Whilst considering potential influences from nature photographers, I came across this book by Paul Martineau upon SOLAR. I don’t currently have access to this yet but to gain a understanding of its significance, I found a review upon the Guardian website, in the Observer by Sean O’Hagan. This not only began to discuss the published work itself but also of Martineau’s influence and inspiration to others in his exploration and conservation efforts during his interaction with the American landscape.

Ross, D (2013). Lottery fund gives £3m to restore remote landscape and help wildlife.

Whilst researching contemporary news relating to land and/or wildlife issues or events in the UK, I discovered an article within the Scottish Herald. This discussed a recent £3m funding effort from the lottery fund ‘as part of a landscape partnership project covering 150,000 acres of this part of Ross-shire and Sutherland’. This highlighted quite an optimistic action towards national and cultural awareness of the need for the restoration and protection of both land and wildlife.


Carwardine, M (2013).

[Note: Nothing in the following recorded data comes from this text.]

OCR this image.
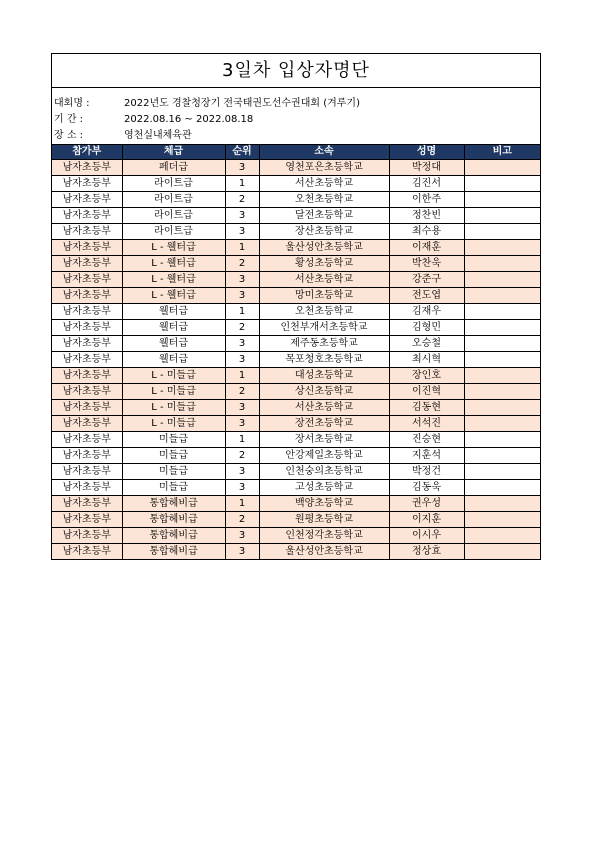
3일차 입상자명단
대회명 :	2022년도 경찰청장기 전국태권도선수권대회 (겨루기)
기 간 :	2022.08.16 ~ 2022.08.18
장 소 :	영천실내체육관
참가부	체급	순위	소속	성명	비고
남자초등부	페더급	3	영천포은초등학교	박정대	
남자초등부	라이트급	1	서산초등학교	김진서	
남자초등부	라이트급	2	오천초등학교	이한주	
남자초등부	라이트급	3	달전초등학교	정찬빈	
남자초등부	라이트급	3	장산초등학교	최수용	
남자초등부	L - 웰터급	1	울산성안초등학교	이재훈	
남자초등부	L - 웰터급	2	황성초등학교	박찬욱	
남자초등부	L - 웰터급	3	서산초등학교	강준구	
남자초등부	L - 웰터급	3	망미초등학교	전도엽	
남자초등부	웰터급	1	오천초등학교	김재우	
남자초등부	웰터급	2	인천부개서초등학교	김형민	
남자초등부	웰터급	3	제주동초등학교	오승철	
남자초등부	웰터급	3	목포청호초등학교	최시혁	
남자초등부	L - 미들급	1	대성초등학교	장인호	
남자초등부	L - 미들급	2	상신초등학교	이진혁	
남자초등부	L - 미들급	3	서산초등학교	김동현	
남자초등부	L - 미들급	3	장전초등학교	서석진	
남자초등부	미들급	1	장서초등학교	진승현	
남자초등부	미들급	2	안강제일초등학교	지훈석	
남자초등부	미들급	3	인천숭의초등학교	박정건	
남자초등부	미들급	3	고성초등학교	김동욱	
남자초등부	통합헤비급	1	백양초등학교	권우성	
남자초등부	통합헤비급	2	원평초등학교	이지훈	
남자초등부	통합헤비급	3	인천정각초등학교	이시우	
남자초등부	통합헤비급	3	울산성안초등학교	정상효	
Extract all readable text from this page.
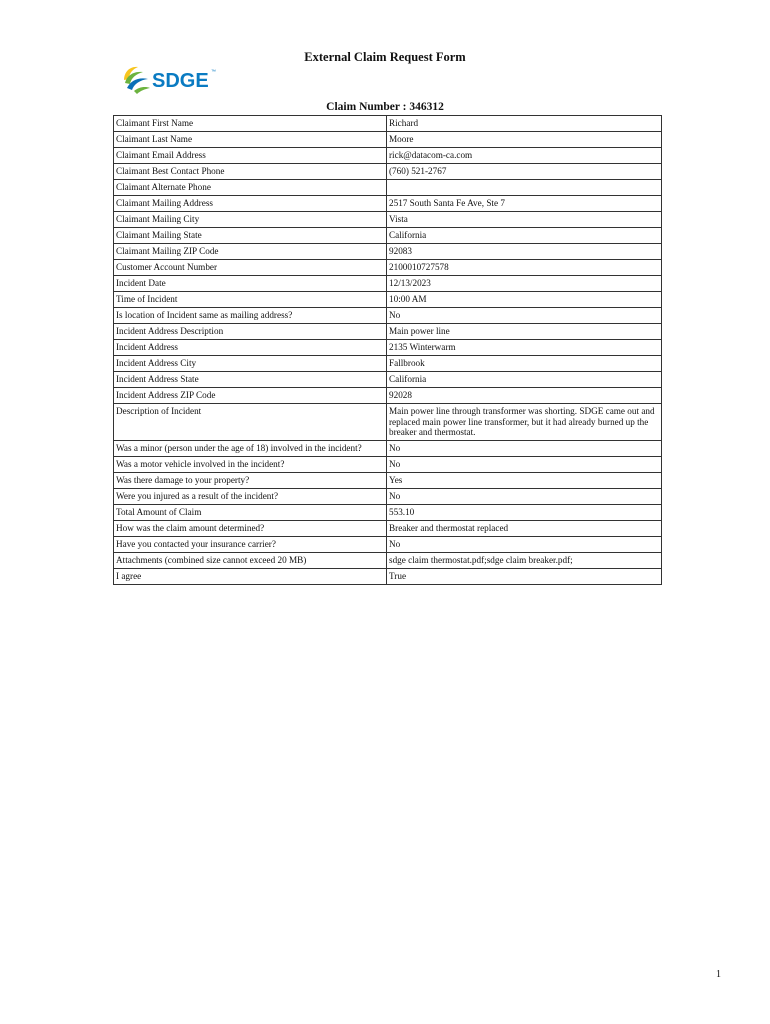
External Claim Request Form
SDGE ™
Claim Number : 346312
Claimant First Name	Richard
Claimant Last Name	Moore
Claimant Email Address	rick@datacom-ca.com
Claimant Best Contact Phone	(760) 521-2767
Claimant Alternate Phone	
Claimant Mailing Address	2517 South Santa Fe Ave, Ste 7
Claimant Mailing City	Vista
Claimant Mailing State	California
Claimant Mailing ZIP Code	92083
Customer Account Number	2100010727578
Incident Date	12/13/2023
Time of Incident	10:00 AM
Is location of Incident same as mailing address?	No
Incident Address Description	Main power line
Incident Address	2135 Winterwarm
Incident Address City	Fallbrook
Incident Address State	California
Incident Address ZIP Code	92028
Description of Incident	Main power line through transformer was shorting. SDGE came out and replaced main power line transformer, but it had already burned up the breaker and thermostat.
Was a minor (person under the age of 18) involved in the incident?	No
Was a motor vehicle involved in the incident?	No
Was there damage to your property?	Yes
Were you injured as a result of the incident?	No
Total Amount of Claim	553.10
How was the claim amount determined?	Breaker and thermostat replaced
Have you contacted your insurance carrier?	No
Attachments (combined size cannot exceed 20 MB)	sdge claim thermostat.pdf;sdge claim breaker.pdf;
I agree	True
1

How to be a professional wildlife photographer.

Of recent, I have a found a great deal of advice and inspiration from Mark Carwardine, a zoologist, conservationist and wildlife photographer, amongst numerous other fields of expertise. Within a wide variety of published articles, I found this particular example to be quite engaging and constructive in offering an insight into practical considerations and approaches when aiming to work within the field of professional wildlife photography. (2013). Bees, birds and hedgerows at risk: public must act to protect nature on farms.

Another example of a contemporary issue relating to land and wildlife in the UK, is a story published upon the Wildlife Trust’s official site. It discusses a political dispute relating to budget cuts in farm environment protection schemes, implemented as a means protecting local wildlife. ‘The Government has given only 28 days for the public to have their say on how 69% of the English landscape is maintained and how farmers can be financially supported to deliver the environmental benefits that underpin sustainable food production, healthy ecosystems and rural communities.’ This draws an emphasis to the ongoing ethical conflicts between cost-cutting governmental measures and the preservation of environments that are needed to sustain local eco-systems and in turn, wildlife.